From the late 1990s to the mid-2000s, Nelson worked for Raven Software doing conceptual work, painting digital skins, and creating textures for computer games. During this period, he was an animation instructor at Madison Area Technical College. Nelson was art director/head concept artist at Pi Studios in Houston from 2008 to 2011. He now runs his own studio (along with his wife, Anita), Grazing Dinosaur Press.

== Work ==
=== Illustrator ===
Nelson has produced interior illustrations for many Dungeons & Dragons books and Dragon magazine since 1985. He has also produced artwork for other games including Villains and Vigilantes (Fantasy Games Unlimited), Earthdawn and Shadowrun (FASA), and Orpheus (White Wolf), and illustrated cards for the Magic: The Gathering collectible card game.

=== Comics ===
Nelson has worked extensively in the comics industry since the mid-1980s, for publishers such as NOW Comics, First Comics, Eclipse Comics, Dark Horse Comics, Marvel Comics, DC Comics, and Kitchen Sink Press. His comic book work includes the series Aliens. He contributed to the magazine Hero Illustrated.

Nelson illustrated the cover of Joe R. Lansdale's novel Blood Dance.

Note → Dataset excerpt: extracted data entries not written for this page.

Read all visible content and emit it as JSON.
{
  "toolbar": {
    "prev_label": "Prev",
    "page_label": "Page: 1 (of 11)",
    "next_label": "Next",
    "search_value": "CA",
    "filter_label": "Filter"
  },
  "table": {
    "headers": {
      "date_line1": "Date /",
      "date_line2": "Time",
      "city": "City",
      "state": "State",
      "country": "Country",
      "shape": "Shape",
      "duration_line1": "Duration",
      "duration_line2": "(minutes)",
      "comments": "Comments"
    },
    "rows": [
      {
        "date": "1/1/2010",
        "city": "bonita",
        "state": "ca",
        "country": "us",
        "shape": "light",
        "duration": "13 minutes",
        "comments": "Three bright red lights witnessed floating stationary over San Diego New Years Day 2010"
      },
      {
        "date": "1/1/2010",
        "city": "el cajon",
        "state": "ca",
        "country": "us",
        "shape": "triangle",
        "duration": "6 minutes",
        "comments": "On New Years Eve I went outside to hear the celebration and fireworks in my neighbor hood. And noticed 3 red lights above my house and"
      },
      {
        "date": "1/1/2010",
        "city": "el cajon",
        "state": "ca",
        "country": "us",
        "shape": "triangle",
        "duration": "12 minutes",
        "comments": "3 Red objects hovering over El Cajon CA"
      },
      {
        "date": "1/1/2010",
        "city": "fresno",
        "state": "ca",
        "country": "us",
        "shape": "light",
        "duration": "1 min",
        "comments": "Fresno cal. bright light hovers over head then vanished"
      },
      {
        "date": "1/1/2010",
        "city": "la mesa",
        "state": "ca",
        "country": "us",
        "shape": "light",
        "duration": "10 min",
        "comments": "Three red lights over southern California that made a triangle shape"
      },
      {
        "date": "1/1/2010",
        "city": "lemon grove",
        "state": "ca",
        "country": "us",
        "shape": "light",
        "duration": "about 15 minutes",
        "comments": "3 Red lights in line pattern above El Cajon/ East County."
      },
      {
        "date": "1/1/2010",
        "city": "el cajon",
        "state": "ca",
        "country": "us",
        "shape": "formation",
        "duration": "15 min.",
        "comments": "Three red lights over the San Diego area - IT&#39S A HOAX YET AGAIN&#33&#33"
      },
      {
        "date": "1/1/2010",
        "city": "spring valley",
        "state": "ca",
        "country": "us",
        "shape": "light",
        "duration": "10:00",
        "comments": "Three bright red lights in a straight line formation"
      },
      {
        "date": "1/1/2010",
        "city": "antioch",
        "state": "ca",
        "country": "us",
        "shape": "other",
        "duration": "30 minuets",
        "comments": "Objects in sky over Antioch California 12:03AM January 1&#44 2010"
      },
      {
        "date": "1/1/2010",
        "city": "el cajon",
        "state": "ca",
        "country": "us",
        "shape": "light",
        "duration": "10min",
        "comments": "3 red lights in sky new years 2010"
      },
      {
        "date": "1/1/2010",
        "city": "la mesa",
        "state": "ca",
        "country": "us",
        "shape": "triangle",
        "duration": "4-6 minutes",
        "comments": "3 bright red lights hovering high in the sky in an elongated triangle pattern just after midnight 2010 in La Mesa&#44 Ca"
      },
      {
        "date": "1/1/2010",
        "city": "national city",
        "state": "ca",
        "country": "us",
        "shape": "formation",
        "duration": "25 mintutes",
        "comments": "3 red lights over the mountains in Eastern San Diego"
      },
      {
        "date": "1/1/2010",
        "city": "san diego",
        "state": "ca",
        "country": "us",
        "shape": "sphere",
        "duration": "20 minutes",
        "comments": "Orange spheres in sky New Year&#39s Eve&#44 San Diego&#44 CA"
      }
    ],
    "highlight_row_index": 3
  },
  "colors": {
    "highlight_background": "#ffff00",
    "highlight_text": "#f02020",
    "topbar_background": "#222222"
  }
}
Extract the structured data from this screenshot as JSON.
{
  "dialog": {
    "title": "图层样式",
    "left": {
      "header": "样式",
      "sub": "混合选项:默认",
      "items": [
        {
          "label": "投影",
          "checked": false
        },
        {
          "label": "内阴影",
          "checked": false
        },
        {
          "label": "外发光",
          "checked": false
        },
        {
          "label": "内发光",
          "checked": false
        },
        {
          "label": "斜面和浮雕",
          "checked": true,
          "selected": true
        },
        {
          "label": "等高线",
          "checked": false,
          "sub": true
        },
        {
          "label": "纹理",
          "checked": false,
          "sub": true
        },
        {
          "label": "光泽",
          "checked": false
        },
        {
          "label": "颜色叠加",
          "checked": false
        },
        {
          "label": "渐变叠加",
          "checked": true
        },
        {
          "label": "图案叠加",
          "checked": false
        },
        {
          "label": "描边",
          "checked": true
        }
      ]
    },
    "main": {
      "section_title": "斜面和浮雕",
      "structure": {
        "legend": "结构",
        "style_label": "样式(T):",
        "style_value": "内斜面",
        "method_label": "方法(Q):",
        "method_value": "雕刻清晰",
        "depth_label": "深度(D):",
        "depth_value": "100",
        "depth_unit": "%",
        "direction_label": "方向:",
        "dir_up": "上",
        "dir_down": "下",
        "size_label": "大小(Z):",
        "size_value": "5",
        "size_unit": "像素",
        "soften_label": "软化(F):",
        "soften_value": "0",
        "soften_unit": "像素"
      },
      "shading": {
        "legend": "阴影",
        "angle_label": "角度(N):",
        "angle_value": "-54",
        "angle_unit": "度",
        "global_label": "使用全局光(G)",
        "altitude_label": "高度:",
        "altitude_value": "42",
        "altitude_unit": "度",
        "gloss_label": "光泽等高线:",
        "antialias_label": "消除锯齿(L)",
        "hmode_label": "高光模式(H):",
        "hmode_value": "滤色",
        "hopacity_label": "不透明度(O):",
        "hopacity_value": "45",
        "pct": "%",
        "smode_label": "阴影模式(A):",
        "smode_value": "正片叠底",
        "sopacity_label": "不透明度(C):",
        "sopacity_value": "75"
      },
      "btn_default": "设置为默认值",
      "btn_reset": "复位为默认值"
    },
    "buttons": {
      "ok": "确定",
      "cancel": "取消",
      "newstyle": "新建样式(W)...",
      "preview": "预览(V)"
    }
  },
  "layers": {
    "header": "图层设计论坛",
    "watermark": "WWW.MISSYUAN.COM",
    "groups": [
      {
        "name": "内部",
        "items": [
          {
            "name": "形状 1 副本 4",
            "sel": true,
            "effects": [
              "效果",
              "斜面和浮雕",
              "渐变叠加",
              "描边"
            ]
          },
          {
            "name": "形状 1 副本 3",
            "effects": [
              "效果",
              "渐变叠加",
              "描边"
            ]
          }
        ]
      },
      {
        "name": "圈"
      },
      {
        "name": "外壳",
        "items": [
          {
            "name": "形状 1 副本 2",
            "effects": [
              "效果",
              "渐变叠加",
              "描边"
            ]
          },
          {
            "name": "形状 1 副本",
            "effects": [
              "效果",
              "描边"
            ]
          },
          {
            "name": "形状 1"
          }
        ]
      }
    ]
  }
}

Nelson has made numerous contributions to Eureka Productions' Graphic Classics series, including H.P. Lovecraft, Jack London, Ambrose Bierce, Bram Stoker, Horror Classics, O. Henry, Adventure Classics, Fantasy Classics, and Native American Classics. He has also illustrated stories in Eureka's Rosebud #18 and The Best of Rosebud.

===Instructional books===
Nelson authored Fantasy World-Building: A Guide to Developing Mythic Worlds and Legendary Creatures published through Dover Publications in 2019.